Actuellement, il y a une montée en puissance de la jeunesse qui considère le problème du changement climatique, du point de vue moral. Si nous n’agissons pas dès aujourd’hui, c’est quasiment un crime par négligence, explique le journaliste et écrivain Nathaniel Rich, dans son livre Perdre La Terre.

Pour que notre monde ne soit pas un paradis perdu, la nouvelle génération croit en l’idée que la somme des actions de chacun peut peser par exemple face aux multinationales et à la complaisance des États. Qu’un droit universel contraignant de l’environnement pourrait encadrer les conditions de la transition écologique. Les Pays-Bas, le Pakistan, l’Inde rendent déjà des verdicts qui tendent à reconnaître une responsabilité des États dans l’inaction. Ces jeunes rêveurs assumés et pragmatiques, désirent que les acteurs économiques entrent véritablement dans une conversion avec des objectifs clairement identifiés. Ils refusent de voir leur futur se dissoudre devant leurs yeux. Aux élections européennes, EELV est devenu le premier parti chez les 18-34 ans en France ; résultat qui va de pair avec une sensibilité accrue pour les thématiques écologiques au sein de tous les électorats.

Sur le terrain, des associations de lycéens et d’étudiants provenant de différents établissements de la région parisienne ont montré la voie en s’adressant concrètement au gouvernement. Pour ce faire, ils ont organisé en amont des assemblées générales. Le 19 avril, les Camille du groupe « revendications » au sortir de l’AG Interfac, ont pris à partie le gouvernement sur le secteur du bâtiment.

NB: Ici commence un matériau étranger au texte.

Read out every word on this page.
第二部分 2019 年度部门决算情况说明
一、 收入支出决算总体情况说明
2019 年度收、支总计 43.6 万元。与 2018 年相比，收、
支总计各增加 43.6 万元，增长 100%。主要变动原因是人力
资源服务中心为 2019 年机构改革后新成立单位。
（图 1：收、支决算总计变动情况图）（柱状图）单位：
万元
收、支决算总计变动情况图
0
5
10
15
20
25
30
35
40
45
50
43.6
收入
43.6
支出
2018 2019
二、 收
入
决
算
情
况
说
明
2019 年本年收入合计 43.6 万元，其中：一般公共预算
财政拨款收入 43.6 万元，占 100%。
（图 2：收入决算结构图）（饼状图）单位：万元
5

En France, celui-ci représente à lui tout seul près de près de 40% des émissions de CO2. L’industrie cimentière est clairement dans le viseur, beaucoup trop carbonée à leurs yeux puisqu’elle génère plus de 5% des émissions de gaz à effet de serre. L’éco-construction fédère ces jeunes car elle coche toutes les cases d’une conversion écologique réussie. La possibilité de recourir à des matériaux abondants et simples dans le bon sens du terme, facilement accessibles évitant ainsi l’écueil du transport sur de longues distances. Il y a la perspective euphorisante d’un réel retour à l’économie locale avec par exemple de la construction à base de combinaison bois – terre – paille.

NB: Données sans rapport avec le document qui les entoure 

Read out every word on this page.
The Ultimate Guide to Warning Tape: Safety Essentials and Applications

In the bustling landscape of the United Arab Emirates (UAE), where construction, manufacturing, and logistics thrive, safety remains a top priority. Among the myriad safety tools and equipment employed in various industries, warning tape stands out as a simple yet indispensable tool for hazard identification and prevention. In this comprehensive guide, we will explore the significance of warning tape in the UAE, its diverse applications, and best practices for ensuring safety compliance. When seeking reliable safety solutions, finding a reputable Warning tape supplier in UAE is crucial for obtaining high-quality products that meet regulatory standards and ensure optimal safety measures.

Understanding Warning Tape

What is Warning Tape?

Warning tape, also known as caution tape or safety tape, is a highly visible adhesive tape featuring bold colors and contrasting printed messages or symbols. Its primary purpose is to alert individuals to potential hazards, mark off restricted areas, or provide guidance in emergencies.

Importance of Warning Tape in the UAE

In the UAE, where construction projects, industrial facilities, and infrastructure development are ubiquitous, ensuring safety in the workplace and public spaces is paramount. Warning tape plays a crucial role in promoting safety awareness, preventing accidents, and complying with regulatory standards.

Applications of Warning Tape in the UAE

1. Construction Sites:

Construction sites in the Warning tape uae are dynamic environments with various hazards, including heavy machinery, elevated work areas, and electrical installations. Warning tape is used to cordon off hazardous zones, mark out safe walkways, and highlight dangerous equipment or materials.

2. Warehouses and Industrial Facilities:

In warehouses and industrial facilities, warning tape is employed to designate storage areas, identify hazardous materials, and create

En terminer avec les 230 millions de tonnes de déchets par an, liés aux activités du bâtiment. Il est important de constater les performances remarquables au niveau de l’isolation, contrairement au ciment, avec une consommation d’énergie de chauffage considérablement divisée et une absence de recours à la climatisation. Une nouvelle réalité éco-responsable qui plaide aussi en la faveur d’un changement rapide de paradigme.

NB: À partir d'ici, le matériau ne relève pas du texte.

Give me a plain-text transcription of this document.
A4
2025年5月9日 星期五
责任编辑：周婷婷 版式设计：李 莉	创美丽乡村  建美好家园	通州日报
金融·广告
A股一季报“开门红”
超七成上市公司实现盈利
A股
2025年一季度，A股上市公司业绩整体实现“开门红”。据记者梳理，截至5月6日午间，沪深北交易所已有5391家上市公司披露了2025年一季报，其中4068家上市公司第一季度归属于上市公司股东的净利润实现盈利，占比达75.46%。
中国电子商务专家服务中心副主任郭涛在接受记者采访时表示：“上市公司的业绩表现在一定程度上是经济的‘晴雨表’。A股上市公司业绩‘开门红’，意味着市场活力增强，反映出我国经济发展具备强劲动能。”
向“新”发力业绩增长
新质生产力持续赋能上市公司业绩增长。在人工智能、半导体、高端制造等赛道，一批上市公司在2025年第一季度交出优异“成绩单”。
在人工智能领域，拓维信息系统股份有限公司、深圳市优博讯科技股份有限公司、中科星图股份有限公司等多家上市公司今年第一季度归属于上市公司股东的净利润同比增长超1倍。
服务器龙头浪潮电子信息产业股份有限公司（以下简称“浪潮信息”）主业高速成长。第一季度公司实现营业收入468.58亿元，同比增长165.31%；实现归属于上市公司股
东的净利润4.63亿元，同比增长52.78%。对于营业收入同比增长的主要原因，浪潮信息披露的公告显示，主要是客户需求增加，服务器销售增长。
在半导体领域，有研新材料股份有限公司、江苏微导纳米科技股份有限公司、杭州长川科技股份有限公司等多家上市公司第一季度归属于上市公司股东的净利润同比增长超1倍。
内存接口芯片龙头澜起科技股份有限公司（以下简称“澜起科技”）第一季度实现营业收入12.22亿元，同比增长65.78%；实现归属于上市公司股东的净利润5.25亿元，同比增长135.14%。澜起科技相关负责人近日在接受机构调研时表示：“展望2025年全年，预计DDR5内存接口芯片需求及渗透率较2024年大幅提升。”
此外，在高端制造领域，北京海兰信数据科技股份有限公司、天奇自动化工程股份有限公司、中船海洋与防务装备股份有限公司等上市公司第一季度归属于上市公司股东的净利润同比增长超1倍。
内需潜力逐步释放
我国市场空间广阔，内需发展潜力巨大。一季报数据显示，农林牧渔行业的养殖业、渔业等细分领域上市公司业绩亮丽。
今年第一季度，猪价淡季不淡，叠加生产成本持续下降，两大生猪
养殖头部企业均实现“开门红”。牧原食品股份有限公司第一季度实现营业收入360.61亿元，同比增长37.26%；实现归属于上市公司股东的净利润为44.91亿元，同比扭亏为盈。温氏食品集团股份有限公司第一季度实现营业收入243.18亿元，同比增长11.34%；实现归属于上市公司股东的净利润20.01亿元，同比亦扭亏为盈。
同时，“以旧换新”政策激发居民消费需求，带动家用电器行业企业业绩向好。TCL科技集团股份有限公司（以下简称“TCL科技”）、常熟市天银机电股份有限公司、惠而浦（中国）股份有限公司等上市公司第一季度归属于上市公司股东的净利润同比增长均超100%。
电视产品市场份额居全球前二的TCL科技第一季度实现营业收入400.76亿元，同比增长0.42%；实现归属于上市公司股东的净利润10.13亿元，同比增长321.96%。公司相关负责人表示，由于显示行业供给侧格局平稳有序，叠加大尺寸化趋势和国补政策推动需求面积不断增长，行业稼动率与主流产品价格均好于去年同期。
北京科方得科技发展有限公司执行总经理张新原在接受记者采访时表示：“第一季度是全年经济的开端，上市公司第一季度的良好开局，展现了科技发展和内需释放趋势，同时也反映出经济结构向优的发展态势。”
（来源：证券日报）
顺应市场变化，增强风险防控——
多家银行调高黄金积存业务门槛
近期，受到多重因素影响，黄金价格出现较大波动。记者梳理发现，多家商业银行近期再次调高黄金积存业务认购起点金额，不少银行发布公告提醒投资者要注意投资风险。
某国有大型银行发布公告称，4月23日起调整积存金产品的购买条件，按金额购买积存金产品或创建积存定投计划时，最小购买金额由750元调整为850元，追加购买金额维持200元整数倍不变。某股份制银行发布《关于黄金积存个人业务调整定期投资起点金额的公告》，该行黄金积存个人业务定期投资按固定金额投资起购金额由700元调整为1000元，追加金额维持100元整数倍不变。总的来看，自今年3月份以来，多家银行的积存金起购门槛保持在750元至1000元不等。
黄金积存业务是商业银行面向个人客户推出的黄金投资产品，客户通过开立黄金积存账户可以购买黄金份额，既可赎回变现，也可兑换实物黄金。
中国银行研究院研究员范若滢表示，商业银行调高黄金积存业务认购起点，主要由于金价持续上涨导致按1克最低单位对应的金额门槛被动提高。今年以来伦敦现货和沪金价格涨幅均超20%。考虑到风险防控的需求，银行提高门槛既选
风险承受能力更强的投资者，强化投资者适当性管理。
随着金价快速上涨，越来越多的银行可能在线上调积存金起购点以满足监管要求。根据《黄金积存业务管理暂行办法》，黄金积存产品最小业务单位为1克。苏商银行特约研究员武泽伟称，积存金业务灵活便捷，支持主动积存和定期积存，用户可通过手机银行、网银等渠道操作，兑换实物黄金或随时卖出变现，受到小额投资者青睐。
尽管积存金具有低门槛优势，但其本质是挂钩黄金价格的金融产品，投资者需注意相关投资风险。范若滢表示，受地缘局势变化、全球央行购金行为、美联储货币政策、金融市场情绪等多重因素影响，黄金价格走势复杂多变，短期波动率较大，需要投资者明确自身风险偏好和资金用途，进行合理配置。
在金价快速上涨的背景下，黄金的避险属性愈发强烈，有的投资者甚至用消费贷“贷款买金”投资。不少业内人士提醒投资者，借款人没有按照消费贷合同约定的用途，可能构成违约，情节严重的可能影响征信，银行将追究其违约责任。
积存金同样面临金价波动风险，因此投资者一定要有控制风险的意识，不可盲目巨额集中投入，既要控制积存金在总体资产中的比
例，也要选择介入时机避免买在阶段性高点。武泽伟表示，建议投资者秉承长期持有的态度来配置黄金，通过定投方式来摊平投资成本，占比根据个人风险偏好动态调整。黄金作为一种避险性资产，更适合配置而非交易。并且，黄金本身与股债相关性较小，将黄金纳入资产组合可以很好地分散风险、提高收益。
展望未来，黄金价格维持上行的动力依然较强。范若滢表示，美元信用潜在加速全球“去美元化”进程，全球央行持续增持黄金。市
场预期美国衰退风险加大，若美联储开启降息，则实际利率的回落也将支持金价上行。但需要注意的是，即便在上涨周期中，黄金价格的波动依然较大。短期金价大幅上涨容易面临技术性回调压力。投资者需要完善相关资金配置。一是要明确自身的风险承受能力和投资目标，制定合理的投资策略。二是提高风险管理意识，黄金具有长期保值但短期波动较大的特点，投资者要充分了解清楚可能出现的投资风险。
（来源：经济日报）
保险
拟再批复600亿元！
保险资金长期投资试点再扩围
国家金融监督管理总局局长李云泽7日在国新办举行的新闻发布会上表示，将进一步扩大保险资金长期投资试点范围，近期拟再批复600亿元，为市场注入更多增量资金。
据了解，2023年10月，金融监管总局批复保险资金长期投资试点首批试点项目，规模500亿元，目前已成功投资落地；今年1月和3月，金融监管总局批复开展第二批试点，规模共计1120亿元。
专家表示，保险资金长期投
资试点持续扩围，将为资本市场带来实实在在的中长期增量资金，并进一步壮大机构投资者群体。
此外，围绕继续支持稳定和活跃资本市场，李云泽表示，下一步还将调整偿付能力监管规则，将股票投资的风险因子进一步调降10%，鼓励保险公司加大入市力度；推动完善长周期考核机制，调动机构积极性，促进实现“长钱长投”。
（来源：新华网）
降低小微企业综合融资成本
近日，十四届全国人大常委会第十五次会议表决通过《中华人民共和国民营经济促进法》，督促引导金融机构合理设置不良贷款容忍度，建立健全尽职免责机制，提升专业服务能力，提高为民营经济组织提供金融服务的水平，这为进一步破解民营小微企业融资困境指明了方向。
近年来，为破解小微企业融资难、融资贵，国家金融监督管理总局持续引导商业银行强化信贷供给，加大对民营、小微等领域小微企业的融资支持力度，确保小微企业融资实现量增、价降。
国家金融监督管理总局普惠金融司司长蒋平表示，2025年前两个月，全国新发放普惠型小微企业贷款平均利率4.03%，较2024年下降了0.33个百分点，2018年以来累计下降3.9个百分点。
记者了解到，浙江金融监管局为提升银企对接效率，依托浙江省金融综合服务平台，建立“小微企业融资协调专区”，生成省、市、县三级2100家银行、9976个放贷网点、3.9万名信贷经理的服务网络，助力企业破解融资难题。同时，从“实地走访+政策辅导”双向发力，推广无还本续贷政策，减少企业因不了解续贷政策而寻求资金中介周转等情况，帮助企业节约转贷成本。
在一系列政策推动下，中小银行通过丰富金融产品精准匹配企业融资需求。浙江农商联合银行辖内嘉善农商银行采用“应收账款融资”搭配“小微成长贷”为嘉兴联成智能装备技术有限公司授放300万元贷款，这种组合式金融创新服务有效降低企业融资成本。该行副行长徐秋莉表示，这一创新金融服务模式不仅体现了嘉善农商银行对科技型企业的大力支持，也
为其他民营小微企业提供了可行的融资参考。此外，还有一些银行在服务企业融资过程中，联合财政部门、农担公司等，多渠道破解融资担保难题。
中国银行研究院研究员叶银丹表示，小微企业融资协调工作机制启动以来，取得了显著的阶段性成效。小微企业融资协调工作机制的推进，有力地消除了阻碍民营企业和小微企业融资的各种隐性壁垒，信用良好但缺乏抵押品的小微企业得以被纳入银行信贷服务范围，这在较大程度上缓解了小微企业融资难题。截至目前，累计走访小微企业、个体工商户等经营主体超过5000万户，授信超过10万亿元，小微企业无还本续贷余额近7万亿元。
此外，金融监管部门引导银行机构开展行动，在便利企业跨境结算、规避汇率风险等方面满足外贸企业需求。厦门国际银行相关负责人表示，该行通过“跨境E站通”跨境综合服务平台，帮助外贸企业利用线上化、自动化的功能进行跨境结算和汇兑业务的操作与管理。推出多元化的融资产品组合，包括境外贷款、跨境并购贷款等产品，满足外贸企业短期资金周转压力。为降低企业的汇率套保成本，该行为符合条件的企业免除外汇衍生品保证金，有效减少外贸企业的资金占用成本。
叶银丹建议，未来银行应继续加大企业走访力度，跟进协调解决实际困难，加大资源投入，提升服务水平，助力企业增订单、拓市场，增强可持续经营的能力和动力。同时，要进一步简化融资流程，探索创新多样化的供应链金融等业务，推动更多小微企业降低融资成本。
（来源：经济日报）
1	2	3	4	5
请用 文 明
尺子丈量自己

Ces jeunes bâtisseurs du monde ont listé un ensemble de mesures à mettre en oeuvre par le gouvernement. Déclencher un plan massif d’isolation des bâtiments déjà existants en lançant en parallèle un plan de développement des compétences par des formations sur tout le pays. Établir un plan de financement par entre autres un mécanisme de prêts à taux zéro. Légiférer sur des méthodes d’éco-construction pour tous les bâtiments à venir ; avec des matériaux qui auront pour origine les filières locales. La division par dix du bilan carbone pour l’univers du bâtiment étant l’objectif à atteindre. Décider que les nouveaux bâtiments à équipement public produisent au moins autant d’énergie qu’ils en consomment. Il est salutaire de voir une nouvelle génération qui invite ses aînés à passer aux actes sans plus tarder car l’heure n’est plus aux demi-mesures. Le marché de l’éco-construction est en pleine expansion, ce sont nos enfants désormais qui nous le disent.